Martha Seymour is unhappy. Her unhappiness stems from the refusal of the defunct Power Holding Company of Nigeria (PHCN) and its successor in the Lagos area, Ikeja Electricity Distribution Company (IKEDC) to install pre-paid meter in one of her houses in Idimu area of Lagos, for which she paid N25,000 in 2012. Till date, the house does not have a meter. Her tenant recently connected the house to electricity with the assistance of a marketing officer, pending when the meter is installed.
However, IKEDC officials have turned the house to a Mecca of sorts. Regularly visiting, threatening to disconnect the building unless the tenant parts with some ‘settlement’. This has continued for some time, yet the company refuses to install the meter, which will ensure that only electricity consumed is paid for.
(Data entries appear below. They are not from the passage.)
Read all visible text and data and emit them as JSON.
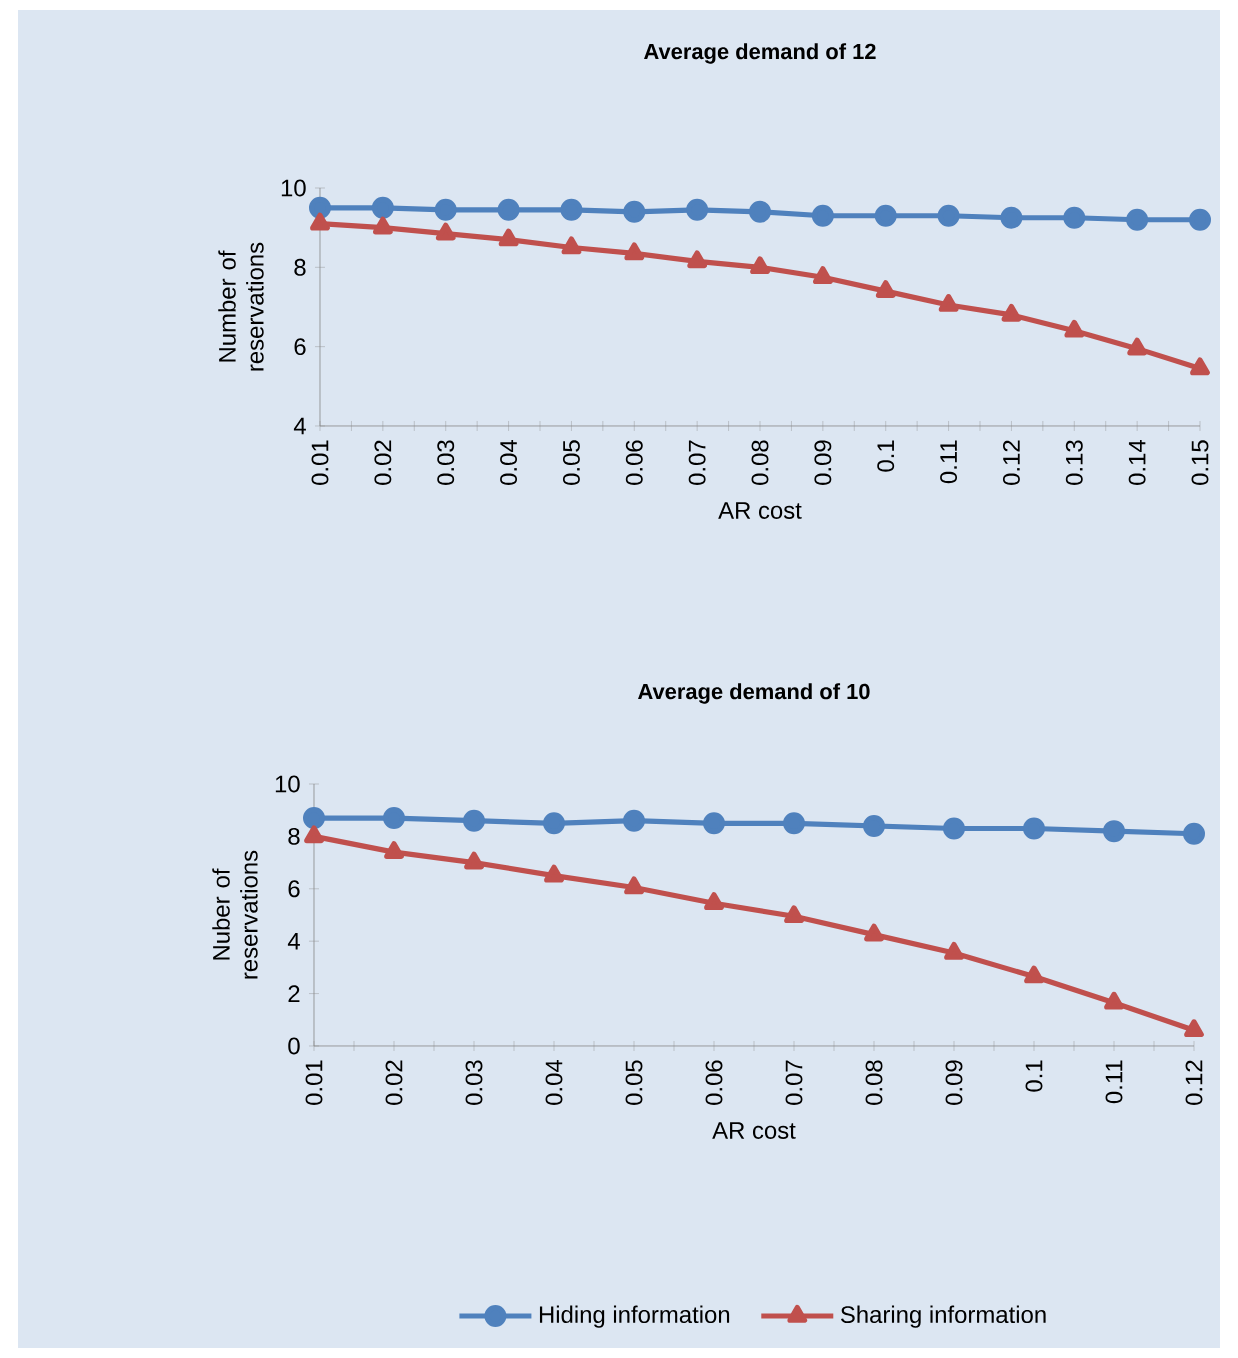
{
  "chart_data": [
    {
      "type": "line",
      "title": "Average demand of 12",
      "xlabel": "AR cost",
      "ylabel": "Number of reservations",
      "categories": [
        "0.01",
        "0.02",
        "0.03",
        "0.04",
        "0.05",
        "0.06",
        "0.07",
        "0.08",
        "0.09",
        "0.1",
        "0.11",
        "0.12",
        "0.13",
        "0.14",
        "0.15"
      ],
      "series": [
        {
          "color": "#4f81bd",
          "marker": "circle",
          "values": [
            9.5,
            9.5,
            9.45,
            9.45,
            9.45,
            9.4,
            9.45,
            9.4,
            9.3,
            9.3,
            9.3,
            9.25,
            9.25,
            9.2,
            9.2
          ]
        },
        {
          "color": "#c0504d",
          "marker": "triangle",
          "values": [
            9.1,
            9.0,
            8.85,
            8.7,
            8.5,
            8.35,
            8.15,
            8.0,
            7.75,
            7.4,
            7.05,
            6.8,
            6.4,
            5.95,
            5.45
          ]
        }
      ],
      "ylim": [
        4,
        10
      ],
      "yticks": [
        4,
        6,
        8,
        10
      ],
      "grid": false,
      "legend": false
    },
    {
      "type": "line",
      "title": "Average demand of 10",
      "xlabel": "AR cost",
      "ylabel": "Nuber of reservations",
      "categories": [
        "0.01",
        "0.02",
        "0.03",
        "0.04",
        "0.05",
        "0.06",
        "0.07",
        "0.08",
        "0.09",
        "0.1",
        "0.11",
        "0.12"
      ],
      "series": [
        {
          "name": "Hiding information",
          "color": "#4f81bd",
          "marker": "circle",
          "values": [
            8.7,
            8.7,
            8.6,
            8.5,
            8.6,
            8.5,
            8.5,
            8.4,
            8.3,
            8.3,
            8.2,
            8.1
          ]
        },
        {
          "name": "Sharing information",
          "color": "#c0504d",
          "marker": "triangle",
          "values": [
            8.0,
            7.4,
            7.0,
            6.5,
            6.05,
            5.45,
            4.95,
            4.25,
            3.55,
            2.65,
            1.65,
            0.6
          ]
        }
      ],
      "ylim": [
        0,
        10
      ],
      "yticks": [
        0,
        2,
        4,
        6,
        8,
        10
      ],
      "grid": false,
      "legend": "bottom"
    }
  ]
}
“How do you expect me to pay estimated bill for an apartment that hardly sees three hours of electricity?” a tenant who refused to be named queried. He said so long the power company has refused to meter the house; they will not pay a dime even though they have connected the house to the power grid without a meter.
“See, we have paid for pre-paid meter since 2012 and these people have refused to supply the meter till date. If we started a business with that money, by now, returns would have been huge,” he said, explaining that, “once they meter us, we will not have any need to owe as it is pay as you consume. After all, power supply is epileptic here, why should we pay estimated bill?”
Going by reports from across the country, the high expectation of Nigerian electricity consumers to start enjoying improved services and better power supply as a result of the privatisation of the power sector have not manifested. Not only is power disappointingly in short supply but the Electricity Distribution Companies (DISCOs) and their marketers are allegedly charging the consumers outrageous bills that do not reflect the actual rate of consumption. From Lagos to Maiduguri, Sokoto to Calabar, Port Harcourt to Kano, Abuja to Jos and the rest of the country, the story is not different.
Residents Protest Estimated Billing
Recently in Lagos, residents of Amuwo-Kuje went on a peaceful protest march to the Agboju Area Office of the Eko Electricity Distribution Company (EEDC). Their grouse was exorbitant electricity bills which they blamed on the marketers’ refusal to read their meters, estimated bills in excess of consumed power, and serving them upfront bills. They also demanded EEDC to provide them with pre-paid meters to ensure that they only pay for power they consume.
Residents of Ijesha-Tedo, Ikotun, and Aguda-Surulere also in Lagos, have in recent times protested over high tariffs despite the epileptic power supply.
Aside Lagos states, the situation is virtually the same across the country where residents have been protesting either epileptic power supply or outrageous bills by the distribution companies. For instance, residents of Aladja community in Udu Council of Delta State were recently thrown into darkness following protests over epileptic power supply and perceived outrageous bills.
Besides, residents of some parts of Ekpan community in Uvwie council also led a strong delegation to the office of Benin Electricity Distribution Company (BEDC) in the area to register their grievances.
Investigation revealed that in some instances where residents complained of the estimated billing, they would be advised by officials of the power company to pay the money irrespective of the amount being charged.
Last April, some residents of Uyo the capital of Akwa Ibom State, staged a protest over alleged “uncoordinated and fraudulent charges” meted out to them by the Port Harcourt Electricity Distribution Company and demanded for the use of pre-paid meters.
In July, 2014, thousands of electricity consumers also protested over outrageous electricity bills charged by the same DISCO.
Electricity Meter Defined
An electricity meter, electric meter, or energy meter is a device that measures the amount of electric energy consumed by a residence, business, or an electrically powered device, according to Wikipedia. Electric utilities use electric meters installed at customer’s premises to measure electric energy delivered to their customers for billing purposes. They are typically calibrated in billing units, the most common one being the kilowatt hour [kWh]. They are usually read once each billing period.
Why DISCOS Are Against Pre-Paid Meters
It is alleged that the DISCOS are deliberately delaying the initiative to provide prepaid meters to their consumers so that they could continue making undue profit by charging them outrageous estimated bills.
Indeed, a staff of one of the distribution companies in Lagos disclosed that DISCOs will not allow effective distribution of the pre-paid meters because the estimated billing will help them quickly recoup their investments.